How to display an UTF8 column content using Apache Arrow Rust Crate?

438 views Asked by At

I managed to load a parquet file based on example & documentation of rust's apache::arrow implementation.

    use parquet::arrow::{ParquetFileArrowReader, ArrowReader};
    use std::rc::Rc;
    use arrow::record_batch::RecordBatchReader;

    let file = File::open(&Path::new("./path_to/file.parquet")).unwrap();
    let file_reader = SerializedFileReader::new(file).unwrap();
    let mut arrow_reader = ParquetFileArrowReader::new(Rc::new(file_reader));

    println!("Converted arrow schema is: {}", arrow_reader.get_schema().unwrap());

    let mut record_batch_reader = arrow_reader.get_record_reader(2048).unwrap();

I was able to display the name and type of columns of each batch:

    loop {
       let record_batch = record_batch_reader.next_batch().unwrap().unwrap();
       if record_batch.num_rows() > 0 {
           println!("Schema: {}.", record_batch.schema());
       }
    }

but I am quite confused on how to display the content of the columns. How can I retrieve the content of the first column and print it?

1

There are 1 answers

0
Jeremy Cochoy On

The last version of apache arrow seams to have a prettifyer class.
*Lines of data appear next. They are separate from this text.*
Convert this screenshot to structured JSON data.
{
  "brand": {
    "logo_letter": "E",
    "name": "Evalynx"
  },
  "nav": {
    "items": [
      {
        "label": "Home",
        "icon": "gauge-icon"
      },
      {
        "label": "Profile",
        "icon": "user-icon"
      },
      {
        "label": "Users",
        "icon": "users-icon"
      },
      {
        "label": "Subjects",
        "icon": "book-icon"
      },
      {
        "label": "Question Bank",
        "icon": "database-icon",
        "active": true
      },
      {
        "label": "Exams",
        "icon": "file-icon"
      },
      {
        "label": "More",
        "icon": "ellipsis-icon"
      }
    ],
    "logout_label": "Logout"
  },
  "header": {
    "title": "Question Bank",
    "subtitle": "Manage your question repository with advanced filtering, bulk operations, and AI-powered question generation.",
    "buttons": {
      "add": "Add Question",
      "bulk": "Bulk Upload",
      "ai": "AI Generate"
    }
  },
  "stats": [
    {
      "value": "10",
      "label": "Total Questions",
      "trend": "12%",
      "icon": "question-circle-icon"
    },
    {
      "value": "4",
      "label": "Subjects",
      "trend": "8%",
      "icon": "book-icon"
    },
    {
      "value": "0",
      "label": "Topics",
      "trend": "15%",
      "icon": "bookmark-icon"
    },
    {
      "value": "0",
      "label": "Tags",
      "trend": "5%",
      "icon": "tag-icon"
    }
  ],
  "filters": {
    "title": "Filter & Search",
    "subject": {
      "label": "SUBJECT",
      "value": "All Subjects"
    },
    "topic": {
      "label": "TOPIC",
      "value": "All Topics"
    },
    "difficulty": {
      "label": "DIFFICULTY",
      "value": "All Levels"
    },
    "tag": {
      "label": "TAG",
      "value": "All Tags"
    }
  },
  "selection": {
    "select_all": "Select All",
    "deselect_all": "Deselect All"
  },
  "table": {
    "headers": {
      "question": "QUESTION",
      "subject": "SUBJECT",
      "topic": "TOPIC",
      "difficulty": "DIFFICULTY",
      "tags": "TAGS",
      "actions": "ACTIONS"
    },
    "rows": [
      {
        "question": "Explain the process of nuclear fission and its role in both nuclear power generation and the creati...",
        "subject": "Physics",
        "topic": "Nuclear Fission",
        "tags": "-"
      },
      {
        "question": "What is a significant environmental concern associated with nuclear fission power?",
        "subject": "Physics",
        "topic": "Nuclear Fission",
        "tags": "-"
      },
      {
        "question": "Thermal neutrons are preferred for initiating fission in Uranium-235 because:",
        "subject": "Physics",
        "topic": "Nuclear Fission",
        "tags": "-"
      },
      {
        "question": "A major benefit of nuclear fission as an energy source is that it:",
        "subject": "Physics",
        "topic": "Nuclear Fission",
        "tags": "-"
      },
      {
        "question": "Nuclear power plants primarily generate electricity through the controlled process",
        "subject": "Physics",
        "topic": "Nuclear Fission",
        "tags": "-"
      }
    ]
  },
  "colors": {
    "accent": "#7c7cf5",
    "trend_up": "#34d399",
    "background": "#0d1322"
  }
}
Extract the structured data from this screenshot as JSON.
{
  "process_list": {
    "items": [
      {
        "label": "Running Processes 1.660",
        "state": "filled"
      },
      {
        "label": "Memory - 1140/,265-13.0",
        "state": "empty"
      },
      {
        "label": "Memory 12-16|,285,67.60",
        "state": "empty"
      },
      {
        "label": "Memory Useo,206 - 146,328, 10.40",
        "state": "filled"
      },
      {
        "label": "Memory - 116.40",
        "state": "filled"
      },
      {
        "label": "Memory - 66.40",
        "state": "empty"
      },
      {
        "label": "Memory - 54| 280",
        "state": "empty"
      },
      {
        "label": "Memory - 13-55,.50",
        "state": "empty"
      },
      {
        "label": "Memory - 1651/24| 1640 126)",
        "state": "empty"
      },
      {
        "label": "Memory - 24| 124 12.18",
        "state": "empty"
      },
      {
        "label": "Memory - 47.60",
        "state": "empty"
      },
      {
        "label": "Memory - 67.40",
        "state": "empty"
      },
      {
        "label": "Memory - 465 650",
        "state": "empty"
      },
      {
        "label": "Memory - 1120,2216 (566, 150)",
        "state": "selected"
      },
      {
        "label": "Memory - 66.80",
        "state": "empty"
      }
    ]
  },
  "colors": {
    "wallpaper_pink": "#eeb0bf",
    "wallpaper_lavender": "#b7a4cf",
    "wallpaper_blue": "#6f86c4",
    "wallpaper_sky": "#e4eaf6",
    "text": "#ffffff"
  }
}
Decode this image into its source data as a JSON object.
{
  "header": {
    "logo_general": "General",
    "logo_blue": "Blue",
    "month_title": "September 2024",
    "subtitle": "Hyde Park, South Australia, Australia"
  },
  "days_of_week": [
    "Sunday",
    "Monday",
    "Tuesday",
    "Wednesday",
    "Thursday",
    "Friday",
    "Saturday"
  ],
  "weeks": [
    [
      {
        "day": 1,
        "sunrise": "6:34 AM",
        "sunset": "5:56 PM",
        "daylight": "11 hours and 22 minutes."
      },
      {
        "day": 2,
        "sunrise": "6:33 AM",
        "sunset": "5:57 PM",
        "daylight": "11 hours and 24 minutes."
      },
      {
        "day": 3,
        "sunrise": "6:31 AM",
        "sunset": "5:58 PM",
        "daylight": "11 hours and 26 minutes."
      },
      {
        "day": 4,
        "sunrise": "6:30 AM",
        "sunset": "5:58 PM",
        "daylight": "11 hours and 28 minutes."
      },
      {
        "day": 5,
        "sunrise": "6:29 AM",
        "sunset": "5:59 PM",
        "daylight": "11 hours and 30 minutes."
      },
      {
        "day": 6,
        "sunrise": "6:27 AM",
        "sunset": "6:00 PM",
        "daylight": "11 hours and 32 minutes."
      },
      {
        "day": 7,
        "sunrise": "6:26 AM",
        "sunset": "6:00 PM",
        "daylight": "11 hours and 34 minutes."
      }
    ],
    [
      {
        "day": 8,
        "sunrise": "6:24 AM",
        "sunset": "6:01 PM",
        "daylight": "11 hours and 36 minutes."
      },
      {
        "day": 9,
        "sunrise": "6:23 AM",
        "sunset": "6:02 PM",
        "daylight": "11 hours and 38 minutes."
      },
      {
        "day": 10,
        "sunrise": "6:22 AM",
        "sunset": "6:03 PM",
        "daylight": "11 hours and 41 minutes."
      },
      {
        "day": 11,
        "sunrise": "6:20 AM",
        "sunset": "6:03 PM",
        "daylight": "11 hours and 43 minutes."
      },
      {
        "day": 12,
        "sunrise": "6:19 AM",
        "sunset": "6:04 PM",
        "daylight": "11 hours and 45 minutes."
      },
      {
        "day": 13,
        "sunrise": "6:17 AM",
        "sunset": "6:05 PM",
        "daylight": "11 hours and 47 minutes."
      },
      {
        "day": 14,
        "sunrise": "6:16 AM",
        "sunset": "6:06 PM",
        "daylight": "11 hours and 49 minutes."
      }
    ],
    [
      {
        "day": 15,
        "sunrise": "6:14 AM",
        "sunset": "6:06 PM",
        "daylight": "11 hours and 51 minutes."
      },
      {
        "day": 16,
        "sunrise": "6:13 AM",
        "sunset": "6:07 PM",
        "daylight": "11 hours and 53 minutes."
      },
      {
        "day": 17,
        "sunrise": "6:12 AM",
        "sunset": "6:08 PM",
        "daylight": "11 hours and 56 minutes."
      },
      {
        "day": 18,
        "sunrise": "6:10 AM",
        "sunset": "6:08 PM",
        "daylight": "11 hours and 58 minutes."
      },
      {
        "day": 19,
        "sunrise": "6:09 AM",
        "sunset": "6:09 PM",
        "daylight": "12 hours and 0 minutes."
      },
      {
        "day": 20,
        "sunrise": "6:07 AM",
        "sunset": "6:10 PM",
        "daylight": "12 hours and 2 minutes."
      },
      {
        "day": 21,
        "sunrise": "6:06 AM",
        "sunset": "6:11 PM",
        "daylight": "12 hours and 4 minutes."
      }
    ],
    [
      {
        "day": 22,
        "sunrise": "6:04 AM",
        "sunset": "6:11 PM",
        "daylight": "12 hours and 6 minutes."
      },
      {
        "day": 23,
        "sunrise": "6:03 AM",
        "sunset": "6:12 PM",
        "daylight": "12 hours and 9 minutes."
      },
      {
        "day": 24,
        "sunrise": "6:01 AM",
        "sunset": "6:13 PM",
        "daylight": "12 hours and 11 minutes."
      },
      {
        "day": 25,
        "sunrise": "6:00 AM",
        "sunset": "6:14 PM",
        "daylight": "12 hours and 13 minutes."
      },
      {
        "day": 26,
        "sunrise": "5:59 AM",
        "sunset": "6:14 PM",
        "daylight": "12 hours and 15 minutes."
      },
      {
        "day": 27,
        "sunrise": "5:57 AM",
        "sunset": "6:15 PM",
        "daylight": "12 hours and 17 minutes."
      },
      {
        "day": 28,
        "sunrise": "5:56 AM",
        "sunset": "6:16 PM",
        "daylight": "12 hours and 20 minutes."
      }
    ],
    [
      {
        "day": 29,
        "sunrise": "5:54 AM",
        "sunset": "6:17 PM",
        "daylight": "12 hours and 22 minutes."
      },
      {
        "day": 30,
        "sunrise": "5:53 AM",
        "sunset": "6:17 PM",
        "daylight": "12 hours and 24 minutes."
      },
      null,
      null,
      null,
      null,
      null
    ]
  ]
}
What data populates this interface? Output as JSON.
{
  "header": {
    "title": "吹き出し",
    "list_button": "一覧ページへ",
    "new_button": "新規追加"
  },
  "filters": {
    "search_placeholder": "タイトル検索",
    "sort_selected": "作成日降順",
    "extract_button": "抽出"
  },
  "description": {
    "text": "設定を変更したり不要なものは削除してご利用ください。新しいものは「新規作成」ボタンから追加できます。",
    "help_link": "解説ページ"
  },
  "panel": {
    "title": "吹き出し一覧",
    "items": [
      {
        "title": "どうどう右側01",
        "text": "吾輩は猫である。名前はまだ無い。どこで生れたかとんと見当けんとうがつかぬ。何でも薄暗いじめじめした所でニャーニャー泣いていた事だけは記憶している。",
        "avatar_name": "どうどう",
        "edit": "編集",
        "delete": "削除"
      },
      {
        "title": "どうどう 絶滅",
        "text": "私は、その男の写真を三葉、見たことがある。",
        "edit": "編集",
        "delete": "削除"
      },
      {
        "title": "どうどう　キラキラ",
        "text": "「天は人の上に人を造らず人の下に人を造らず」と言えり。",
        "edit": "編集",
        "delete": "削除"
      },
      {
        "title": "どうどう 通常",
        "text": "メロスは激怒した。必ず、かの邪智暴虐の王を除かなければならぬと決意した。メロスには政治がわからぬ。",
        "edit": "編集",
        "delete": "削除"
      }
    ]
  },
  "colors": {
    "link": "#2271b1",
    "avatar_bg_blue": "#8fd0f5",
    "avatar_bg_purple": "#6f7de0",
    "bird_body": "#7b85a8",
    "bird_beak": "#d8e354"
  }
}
Unfortunately this is not in the last available package (1.0.1).

use arrow::util::pretty;
pretty::print_batches(&batch);

The manual way to do it is through downcasting.

// For an int:
let col = batch.column(0).as_any().downcast_ref::<arrow::array::Int32Array>();

// For a Utf8 string:
let col = batch.column(0).as_any().downcast_ref::<arrow::array::StringArray>();

Then you can simply print it:

println!("Columns: {:?}.", col);